La mise en marché des petits fruits étant laissée aux producteurs, la ferme Pouliot participe à un regroupement d’importants producteurs de l’île : les Emmanuel Lemelin, Philippe Vaillancourt et François Gosselin. Petits fruits Orléans sert de guichet unique pour l’approvisionnement des grandes chaînes d’alimentation en petits fruits certifiés île d’Orléans.

Pareille expansion de l’industrie agricole implique l’utilisation intensive de nouvelles technologies et l’implantation d’outils électroniques qui auraient renversé nos ancêtres : les travailleurs de la ferme Pouliot ont maintenant des cartes à code-barre pour pouvoir sortir leur rendement à la récolte et des iPod dans les habitations pour entrer leurs heures de travail.

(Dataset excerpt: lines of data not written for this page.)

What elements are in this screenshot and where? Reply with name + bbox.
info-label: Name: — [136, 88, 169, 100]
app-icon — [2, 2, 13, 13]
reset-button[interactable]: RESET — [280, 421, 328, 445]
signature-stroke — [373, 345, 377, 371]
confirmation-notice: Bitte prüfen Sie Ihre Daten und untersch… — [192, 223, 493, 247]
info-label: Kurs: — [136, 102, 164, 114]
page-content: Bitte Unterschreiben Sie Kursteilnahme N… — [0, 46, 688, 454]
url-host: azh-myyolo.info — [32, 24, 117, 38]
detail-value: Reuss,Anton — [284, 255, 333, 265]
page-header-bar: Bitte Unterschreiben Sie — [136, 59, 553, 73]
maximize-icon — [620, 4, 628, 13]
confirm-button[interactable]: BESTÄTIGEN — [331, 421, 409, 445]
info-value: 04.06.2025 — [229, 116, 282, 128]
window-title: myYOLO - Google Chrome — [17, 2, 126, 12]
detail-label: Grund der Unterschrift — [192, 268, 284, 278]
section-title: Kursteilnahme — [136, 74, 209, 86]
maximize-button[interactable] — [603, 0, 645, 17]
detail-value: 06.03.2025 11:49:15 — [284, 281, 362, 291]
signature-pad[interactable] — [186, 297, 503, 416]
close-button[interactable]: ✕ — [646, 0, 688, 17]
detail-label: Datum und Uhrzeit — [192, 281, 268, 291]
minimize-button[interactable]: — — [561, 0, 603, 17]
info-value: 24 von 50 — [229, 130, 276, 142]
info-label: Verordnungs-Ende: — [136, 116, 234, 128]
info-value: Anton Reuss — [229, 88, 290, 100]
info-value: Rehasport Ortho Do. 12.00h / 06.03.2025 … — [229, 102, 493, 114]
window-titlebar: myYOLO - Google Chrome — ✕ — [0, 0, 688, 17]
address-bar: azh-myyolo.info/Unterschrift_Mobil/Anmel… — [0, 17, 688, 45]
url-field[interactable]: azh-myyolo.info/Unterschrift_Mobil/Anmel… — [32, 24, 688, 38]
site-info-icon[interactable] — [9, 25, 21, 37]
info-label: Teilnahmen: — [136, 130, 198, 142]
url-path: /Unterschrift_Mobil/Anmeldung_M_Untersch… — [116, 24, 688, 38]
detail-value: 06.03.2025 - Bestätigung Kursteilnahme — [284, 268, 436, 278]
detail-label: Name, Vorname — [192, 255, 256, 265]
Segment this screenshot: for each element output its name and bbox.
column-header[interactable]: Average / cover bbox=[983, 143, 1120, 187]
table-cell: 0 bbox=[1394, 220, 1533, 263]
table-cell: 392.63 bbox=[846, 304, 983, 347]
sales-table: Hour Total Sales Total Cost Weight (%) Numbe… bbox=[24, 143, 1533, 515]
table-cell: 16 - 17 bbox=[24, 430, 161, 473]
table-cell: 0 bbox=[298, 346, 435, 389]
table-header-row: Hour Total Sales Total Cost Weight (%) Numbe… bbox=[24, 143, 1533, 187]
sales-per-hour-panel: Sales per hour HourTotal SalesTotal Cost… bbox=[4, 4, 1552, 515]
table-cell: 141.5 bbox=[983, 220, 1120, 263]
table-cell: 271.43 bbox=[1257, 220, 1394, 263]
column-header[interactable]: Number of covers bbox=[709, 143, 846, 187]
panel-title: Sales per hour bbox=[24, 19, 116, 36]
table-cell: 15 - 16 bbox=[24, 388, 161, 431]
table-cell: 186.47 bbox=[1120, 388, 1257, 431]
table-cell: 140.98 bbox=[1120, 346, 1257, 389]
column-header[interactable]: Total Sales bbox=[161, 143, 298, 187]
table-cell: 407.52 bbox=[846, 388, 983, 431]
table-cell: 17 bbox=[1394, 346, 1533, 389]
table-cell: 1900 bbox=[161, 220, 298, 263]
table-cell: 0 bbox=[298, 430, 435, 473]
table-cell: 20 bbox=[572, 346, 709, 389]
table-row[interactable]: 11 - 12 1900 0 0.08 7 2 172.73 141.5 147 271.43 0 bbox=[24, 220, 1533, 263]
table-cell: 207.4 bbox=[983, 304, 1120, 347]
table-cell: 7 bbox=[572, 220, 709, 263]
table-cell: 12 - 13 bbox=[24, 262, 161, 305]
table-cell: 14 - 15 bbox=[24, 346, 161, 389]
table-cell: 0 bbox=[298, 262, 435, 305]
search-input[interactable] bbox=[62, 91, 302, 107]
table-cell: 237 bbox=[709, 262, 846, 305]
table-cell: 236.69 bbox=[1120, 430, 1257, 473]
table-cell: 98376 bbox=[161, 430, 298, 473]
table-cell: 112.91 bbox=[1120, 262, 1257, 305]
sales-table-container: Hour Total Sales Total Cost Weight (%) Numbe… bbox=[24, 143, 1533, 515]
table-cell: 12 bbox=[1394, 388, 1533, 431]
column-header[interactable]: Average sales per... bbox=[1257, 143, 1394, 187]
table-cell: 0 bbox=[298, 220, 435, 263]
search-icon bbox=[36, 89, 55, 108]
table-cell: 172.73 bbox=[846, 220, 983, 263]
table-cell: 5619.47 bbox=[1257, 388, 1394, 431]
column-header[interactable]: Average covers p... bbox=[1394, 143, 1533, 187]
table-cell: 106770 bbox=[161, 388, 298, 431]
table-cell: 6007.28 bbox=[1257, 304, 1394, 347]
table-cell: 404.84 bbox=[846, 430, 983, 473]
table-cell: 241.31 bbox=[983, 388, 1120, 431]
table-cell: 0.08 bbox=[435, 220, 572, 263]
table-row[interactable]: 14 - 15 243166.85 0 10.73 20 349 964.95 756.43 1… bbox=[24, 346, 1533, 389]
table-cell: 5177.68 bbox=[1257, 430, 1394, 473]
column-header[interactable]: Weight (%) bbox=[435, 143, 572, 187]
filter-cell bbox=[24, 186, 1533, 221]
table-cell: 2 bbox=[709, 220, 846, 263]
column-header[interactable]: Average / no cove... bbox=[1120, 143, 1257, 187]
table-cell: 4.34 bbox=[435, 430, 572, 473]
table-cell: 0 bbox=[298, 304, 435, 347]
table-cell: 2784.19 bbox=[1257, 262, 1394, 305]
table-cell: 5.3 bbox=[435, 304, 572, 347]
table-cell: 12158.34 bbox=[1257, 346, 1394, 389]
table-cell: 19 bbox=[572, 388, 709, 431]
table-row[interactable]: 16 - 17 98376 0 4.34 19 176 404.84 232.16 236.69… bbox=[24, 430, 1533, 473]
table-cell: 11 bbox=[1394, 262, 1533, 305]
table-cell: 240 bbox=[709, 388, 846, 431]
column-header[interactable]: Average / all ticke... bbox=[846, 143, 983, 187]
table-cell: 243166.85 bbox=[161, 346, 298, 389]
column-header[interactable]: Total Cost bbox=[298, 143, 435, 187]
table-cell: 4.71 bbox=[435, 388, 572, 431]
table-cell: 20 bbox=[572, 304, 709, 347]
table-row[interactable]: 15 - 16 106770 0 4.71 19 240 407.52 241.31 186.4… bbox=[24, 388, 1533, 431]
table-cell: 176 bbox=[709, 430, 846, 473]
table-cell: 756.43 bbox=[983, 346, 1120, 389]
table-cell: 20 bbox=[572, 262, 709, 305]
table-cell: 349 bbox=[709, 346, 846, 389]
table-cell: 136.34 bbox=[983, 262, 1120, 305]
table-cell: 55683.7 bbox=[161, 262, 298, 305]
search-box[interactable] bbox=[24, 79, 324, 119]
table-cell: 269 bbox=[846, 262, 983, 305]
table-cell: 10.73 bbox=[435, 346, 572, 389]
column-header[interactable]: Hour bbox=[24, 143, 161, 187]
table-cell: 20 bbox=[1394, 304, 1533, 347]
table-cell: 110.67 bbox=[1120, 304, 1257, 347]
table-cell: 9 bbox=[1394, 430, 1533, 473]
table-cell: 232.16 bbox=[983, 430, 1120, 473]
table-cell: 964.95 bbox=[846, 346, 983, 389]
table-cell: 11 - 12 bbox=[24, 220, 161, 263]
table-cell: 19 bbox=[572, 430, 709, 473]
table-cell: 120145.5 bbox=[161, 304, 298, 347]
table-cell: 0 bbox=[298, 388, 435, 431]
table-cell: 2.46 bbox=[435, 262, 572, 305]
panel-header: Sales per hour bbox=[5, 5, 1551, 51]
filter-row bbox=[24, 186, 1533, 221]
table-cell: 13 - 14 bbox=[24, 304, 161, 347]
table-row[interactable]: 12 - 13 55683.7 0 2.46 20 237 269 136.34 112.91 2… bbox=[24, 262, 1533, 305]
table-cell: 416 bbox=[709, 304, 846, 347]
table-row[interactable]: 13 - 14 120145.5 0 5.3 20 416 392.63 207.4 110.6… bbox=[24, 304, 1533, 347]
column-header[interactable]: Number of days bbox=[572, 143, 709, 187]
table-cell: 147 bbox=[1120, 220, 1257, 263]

La productivité de chacun et de chaque champ est suivie de près et le déploiement des travailleurs réorganisé au fur et à mesure des priorités variables de la récolte. Christiane vous parlera avec enthousiasme et expertise des nouveaux logiciels et de leurs potentialités pour le développement de l’entreprise.

Enfin, un aspect du travail de Christiane mérite d’être raconté. Si, au début de sa carrière, les femmes manœuvres agricoles étaient rares, il y a de plus en plus de femmes dans l’industrie agricole d’aujourd’hui. Toutefois, l’emploi de travailleurs étrangers, peu familiers avec nos services publics et loin de leur famille, entraîne des responsabilités presque familiales pour les producteurs. Il faut dire que le taux de rétention de la main d’œuvre, à la Ferme Pouliot, demeure élevé et que jusqu’à cinq membres d’au moins trois familles y travaillent année après année. Ainsi, tout le monde sur la ferme parle espagnol. Il faut voir à ce que les services internet soient toujours disponibles et fonctionnels dans leurs quartiers, les conduire chez le médecin et le dentiste en cas de besoin, les assister dans certaines transactions bancaires, etc. Très souvent, ces travailleurs, tous masculins, se tourneront vers une femme pour régler une variété infinie de problèmes personnels.

Christiane est un peu la marraine de tous ces ouvriers venus de loin pour travailler – souvent des semaines de plus de soixante heures – sur l’exploitation agricole. Rares sont les employeurs qui voient ainsi à tous les aspects de la vie de leurs employés. Si vous demandez à Christiane Gagné quel aspect de son travail elle aime le plus, il n’est pas étonnant qu’elle réponde que c’est la complète absence de routine. Elle ne se rappelle pas la dernière fois où elle a fait dans une journée donnée ce qu’elle avait planifié de faire. Pour cette femme dynamique et polyvalente, l’ennui n’existe pas et le sentiment d’appartenance que lui procure le travail d’équipe avec Guy et Daniel Pouliot enrichit d’autant son travail très stimulant.